Latin America changes and attracts major oil companies

The largest oil companies in the world are making huge investments in Latin America, an oil-rich region that many companies have avoided in the past because of restrictive economic policies and a threat of nationalism in the sector.

Exxon Mobil, Shell and other companies participated in auctions of deepwater oil fields in Mexico and Brazil, shale oil reserves in Argentina and major discoveries in Guyana.

The wave of interest comes after several countries, including the two largest economies in the region, Brazil and Mexico, have liberalized their markets in an attempt to compensate for falling oil production or fiscal difficulties. The changes attracted most of the major Western oil companies.

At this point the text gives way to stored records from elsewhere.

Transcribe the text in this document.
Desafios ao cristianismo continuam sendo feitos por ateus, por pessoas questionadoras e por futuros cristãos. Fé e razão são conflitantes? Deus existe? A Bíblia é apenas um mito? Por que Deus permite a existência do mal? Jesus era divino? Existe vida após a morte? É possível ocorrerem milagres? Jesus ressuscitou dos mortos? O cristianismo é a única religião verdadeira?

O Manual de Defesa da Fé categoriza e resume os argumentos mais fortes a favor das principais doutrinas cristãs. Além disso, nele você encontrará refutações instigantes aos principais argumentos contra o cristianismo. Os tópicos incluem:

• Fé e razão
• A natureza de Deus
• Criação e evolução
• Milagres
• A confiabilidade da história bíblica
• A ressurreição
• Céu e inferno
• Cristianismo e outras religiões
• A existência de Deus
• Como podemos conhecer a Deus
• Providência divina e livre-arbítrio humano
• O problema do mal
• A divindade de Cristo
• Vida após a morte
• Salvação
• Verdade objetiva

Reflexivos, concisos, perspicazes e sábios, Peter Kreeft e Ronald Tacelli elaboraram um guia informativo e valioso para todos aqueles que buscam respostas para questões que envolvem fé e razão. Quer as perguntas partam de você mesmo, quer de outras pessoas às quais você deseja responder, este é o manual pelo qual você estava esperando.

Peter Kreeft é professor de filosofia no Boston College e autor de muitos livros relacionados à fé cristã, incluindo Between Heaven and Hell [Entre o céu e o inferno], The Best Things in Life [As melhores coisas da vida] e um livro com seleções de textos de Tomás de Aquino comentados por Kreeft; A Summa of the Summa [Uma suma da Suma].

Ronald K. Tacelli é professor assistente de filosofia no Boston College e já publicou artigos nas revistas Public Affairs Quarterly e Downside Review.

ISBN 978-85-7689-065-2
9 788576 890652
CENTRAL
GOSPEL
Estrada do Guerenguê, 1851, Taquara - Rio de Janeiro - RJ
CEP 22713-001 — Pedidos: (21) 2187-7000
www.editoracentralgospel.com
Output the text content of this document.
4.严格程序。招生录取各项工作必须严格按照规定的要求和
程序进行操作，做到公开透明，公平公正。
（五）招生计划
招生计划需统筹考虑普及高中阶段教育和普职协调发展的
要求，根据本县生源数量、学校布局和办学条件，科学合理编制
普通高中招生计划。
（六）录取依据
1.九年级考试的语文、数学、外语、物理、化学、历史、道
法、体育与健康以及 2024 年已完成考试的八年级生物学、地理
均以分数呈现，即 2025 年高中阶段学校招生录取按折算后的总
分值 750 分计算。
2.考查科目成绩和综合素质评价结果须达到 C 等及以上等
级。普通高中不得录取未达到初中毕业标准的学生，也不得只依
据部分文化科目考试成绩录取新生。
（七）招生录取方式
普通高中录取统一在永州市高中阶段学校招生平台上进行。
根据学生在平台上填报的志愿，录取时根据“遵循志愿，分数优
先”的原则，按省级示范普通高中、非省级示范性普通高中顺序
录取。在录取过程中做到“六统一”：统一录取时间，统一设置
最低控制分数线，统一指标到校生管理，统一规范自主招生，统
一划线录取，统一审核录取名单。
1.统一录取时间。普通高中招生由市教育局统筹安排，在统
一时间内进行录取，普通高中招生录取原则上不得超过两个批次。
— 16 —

To arm themselves against political risks, Exxon, Chevron and other companies have entered into partnerships with state-owned companies

Companies have few alternatives. Latin America has become one of the few areas in the world outside the US where it can find lucrative well-drilling opportunities. Many countries with significant oil and gas reserves, such as Saudi Arabia and Iraq, generally reserve their best opportunities for their own oil companies, while US sanctions put Russia and Iran out of the game.

“All of the great expansion of reserves available in the world is in the Americas,” says Amy Myers Jaffe, an energy expert at the Council on Foreign Relations in Washington. “The center of the oil universe is going there.”

The timing of these first investments in the newly opened Latin America is fundamental, as concerns are emerging about a shortage of supply. Brent rose to U$ 80 a barrel this month for the first time in four years, and global daily demand for the commodity is expected to exceed 100 million barrels this year for the first time, according to the Energy Information Administration, from the USA.

But not everything is exciting in the region. For many companies, Venezuela is a case that recommends caution. Under former President Hugo Chavez’s government, a decade ago, the country expropriated assets from Exxon and ConocoPhillips. Despite holding the world’s largest oil reserves, production has fallen by almost 40% over the past five years due to corruption, debt crisis and underinvestment.

Some observers see similar political risks in training in Mexico as the country approaches a presidential election in July. Nationalist leftist Andres Manuel Lopez Obrador leads the polls by wide margin and is against the 2013 constitutional amendment that opened the Mexican energy sector for foreign and private investors. Mexico has signed 110 contracts with companies from 20 countries in the last three years, having raised more than US $ 2 billion in revenues, bonus payments and investments in the joint venture regime with state oil company Pemex.

López Obrador said winning the election will not reverse the new rules, but will freeze new prospecting and production auctions until the benefits of existing contracts can be reevaluated.

World oil companies are expected to invest tens of billions of dollars in Latin America in the coming years, and these actions are a significant part of their growth plans. Executives at Exxon said the outlook in Brazil and Guyana is among the company’s best assets. To shield themselves from political risks, Exxon, Chevron and other companies have entered into partnerships with state-owned companies, executives say. Exxon and Shell entered into joint ventures with Petrobras to participate in several deepwater projects. The Australian BHP Billiton became, in 2016, the first foreign company to partner with Pemex, partnering to explore in the Gulf of Mexico.

“By 2025, the world will demand additional supplies of 25 to 28 million barrels a day,” said Steve Pastor, president of BHP’s oil operations. “The question is: where are we going to find this offer? In this scenario Mexico and Brazil become relevant.”

Shell has been aggressive in Latin America, winning concessions for exploration off the coast of Mexico and three in a highly coveted area in Brazil. “Places like Mexico and Brazil have created fair and open tax systems, where you can compete under certain terms,” ​​said Wael Sawan, Shell’s executive vice president for deepwater exploration. “It’s a balance of institutional strength that gives confidence to invest.” Despite this, he recognizes the risks. “There is undoubtedly a political-economic risk. Both countries will hold elections soon,” he adds. “Let’s take a close look, because it influences how much we will decide to invest in the future. But elections alone are not what will make things hang on either side.”

“Latin America has always had excellent prospecting and production opportunities, but it’s sometimes a question of knowing what’s prevailing: protectionism or market policies,” says Tim Samples, a professor at the University of Georgia who specializes in legislation for the sector.